My mom is no doomsday prepper, but the prospect of sending her oldest across an ocean unlocked an impressive capacity for catastrophizing. I’ll admit I laughed at her apocalyptic advice before I left for my first semester at Wake Forest, especially the suggestion that I print out directions to relatives’ houses “just in case.” As if, in the wake of some undefined disaster, I should whip out a three-ring binder and set off on a 700-mile trek to extended family in upstate New York.

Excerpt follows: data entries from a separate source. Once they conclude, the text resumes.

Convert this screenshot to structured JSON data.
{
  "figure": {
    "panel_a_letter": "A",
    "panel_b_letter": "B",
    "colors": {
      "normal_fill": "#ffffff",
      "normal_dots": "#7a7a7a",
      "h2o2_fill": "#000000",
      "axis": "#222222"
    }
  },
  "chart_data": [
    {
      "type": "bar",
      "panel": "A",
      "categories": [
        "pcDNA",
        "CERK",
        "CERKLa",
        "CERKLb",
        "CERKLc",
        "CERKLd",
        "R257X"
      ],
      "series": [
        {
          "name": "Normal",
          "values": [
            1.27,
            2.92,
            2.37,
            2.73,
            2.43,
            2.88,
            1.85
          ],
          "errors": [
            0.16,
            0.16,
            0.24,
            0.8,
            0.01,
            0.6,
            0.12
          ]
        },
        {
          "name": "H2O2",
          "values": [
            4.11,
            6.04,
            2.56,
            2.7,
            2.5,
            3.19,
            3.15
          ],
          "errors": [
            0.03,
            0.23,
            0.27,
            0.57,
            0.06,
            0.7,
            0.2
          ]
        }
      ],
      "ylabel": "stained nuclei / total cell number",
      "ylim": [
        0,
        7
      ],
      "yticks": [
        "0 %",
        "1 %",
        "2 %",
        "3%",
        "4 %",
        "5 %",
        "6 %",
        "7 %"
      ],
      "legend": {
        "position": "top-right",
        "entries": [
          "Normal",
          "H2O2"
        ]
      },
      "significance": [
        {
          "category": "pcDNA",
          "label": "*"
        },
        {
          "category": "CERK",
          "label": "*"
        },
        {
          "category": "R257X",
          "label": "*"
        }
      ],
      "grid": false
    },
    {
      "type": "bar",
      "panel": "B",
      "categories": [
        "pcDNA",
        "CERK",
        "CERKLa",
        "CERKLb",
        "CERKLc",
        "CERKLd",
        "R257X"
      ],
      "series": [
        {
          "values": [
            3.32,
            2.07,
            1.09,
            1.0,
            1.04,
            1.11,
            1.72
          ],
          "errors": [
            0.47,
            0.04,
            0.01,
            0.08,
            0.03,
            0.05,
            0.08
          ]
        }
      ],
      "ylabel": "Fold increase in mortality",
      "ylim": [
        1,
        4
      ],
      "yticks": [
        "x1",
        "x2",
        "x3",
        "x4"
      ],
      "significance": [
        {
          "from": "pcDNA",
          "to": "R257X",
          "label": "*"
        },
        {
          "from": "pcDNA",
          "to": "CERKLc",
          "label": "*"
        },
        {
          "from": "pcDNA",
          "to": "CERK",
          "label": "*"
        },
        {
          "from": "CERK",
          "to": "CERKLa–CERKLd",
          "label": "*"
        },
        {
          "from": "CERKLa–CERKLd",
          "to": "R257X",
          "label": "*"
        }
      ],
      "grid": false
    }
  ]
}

I’m still unconvinced of the utility of this specific idea, but after last Monday’s campus-wide power outage, I’m less dismissive of creating contingency plans in case of digital failure.
Campus-wide power outage
A normal weeknight was transformed into a calculus of how long I could use my half-charged laptop as a power bank. Basements became no man’s land and the glow of red emergency lights provided hallways with horror-movie ambience.
A brave Babcock soul hoisted a speaker to their window, and through unknown electrical means, hosted a block party as the sun set. Students either celebrated or mourned the forced disconnect from Canvas — Wi-Fi was down, and many were unable to access cellular service. Some of my friends were locked out of their suites. A university email urged students to preserve the precious heat our residence halls retained.
Thankfully, the outage caused only mild distress for most. However, the few hours our campus endured without electricity unveiled our profound reliance on vulnerable technologies and demonstrated the continued relevance of analog backups.
The Cloud is not in the sky
In high school, I occasionally drove through Loudoun County, VA, home to hundreds of data centers that process 70% of the world’s internet traffic. My local friend would shake her head at each of those gargantuan, windowless buildings. One well-placed nuclear strike, she once remarked, could do untold damage to so many systems propping up our society.
The Cloud is not in the sky, and the idea that digital products are less fragile or exploitative than their analog counterparts is a convenient myth.
Smartphones don’t spontaneously materialize in Cupertino labs; Congolese children risk their lives extracting cobalt for batteries. Conversations with ChatGPT are anything but ethereal, as the AI requires 16 ounces of water for cooling afterward. A severed ocean cable once marooned the entire country of Mauritania from the Internet. The same fires and floods that destroyed ancient libraries wreaked havoc on essential infrastructure in Western North Carolina during Hurricane Helene.
The susceptibility of online spaces isn’t limited to physical risks, either — the internet is defined by impermanence. Just this past month, influencers panicked when the short-lived TikTok ban undermined their livelihoods, while researchers raced to preserve health equity data as federal workers scrubbed mentions of race and gender from official websites.
As students discovered when we flipped light switches in vain, the current provision does not equal any promises for the future. I left Spotify after Joni Mitchell did, and I can’t say I won’t choose to migrate music platforms again. A glitch, a favorite artist’s fall from grace, a jacked-up monthly fee and those carefully collected playlists might all disappear. My memories of sitting on my best friend’s floor, enraptured by our favorite boygenius records, though, exist in an entirely different dimension. They’re anchored, embodied and real.
Consider the emotional power of physical media. I attended a dilapidated middle school in Berlin, Germany, that my parents said felt like a time capsule from their own childhoods. Forget sleek smart boards; our “computer lab” had an original Mac. I doubt our librarians’ annual instructions on how to navigate a card catalog will ever prove useful again.
Still, something was charming about the bowls of water teachers kept on their desks to sponge off chalkboards, the minuscule ink cartridge seals my friends and I collected, the mid-class manicure potential in bottles of Wite-Out. It’s an academic warmth that my younger brother, who spent kindergarten staring at an iPad while his teacher attempted to explain the alphabet over Zoom, may never experience.

We should diversify our investments
Contemporary systems eliminate friction from reality. With enough resources, it’s quite possible to stay in bed indefinitely, using apps to socialize, hold office jobs and even order strangers to deliver food. Of course, we’ve played these games before. Online life is convenient, yes, but it is also utterly exhausting. Why else would so many reach for digitally irreplaceable hobbies — like sourdough or gardening — to escape the slog of quarantine?
I’m rarely in Farrell Hall, but even this humanities nerd knows how important it is to diversify investments. For our own sakes, let’s spread risk across digital and analog realms. Use a notes app and keep a journal. Know what you’ll do if you lose connectivity at 11:58 p.m. (I’m totally not speaking from experience) or spill coffee on a notebook. Enjoy having the lights back on, but remember where you put your flashlight, just in case.
Randy Smitherton • Feb 23, 2025 at 7:19 am
Wonderful article. This young person is on track to speak truth to all of us.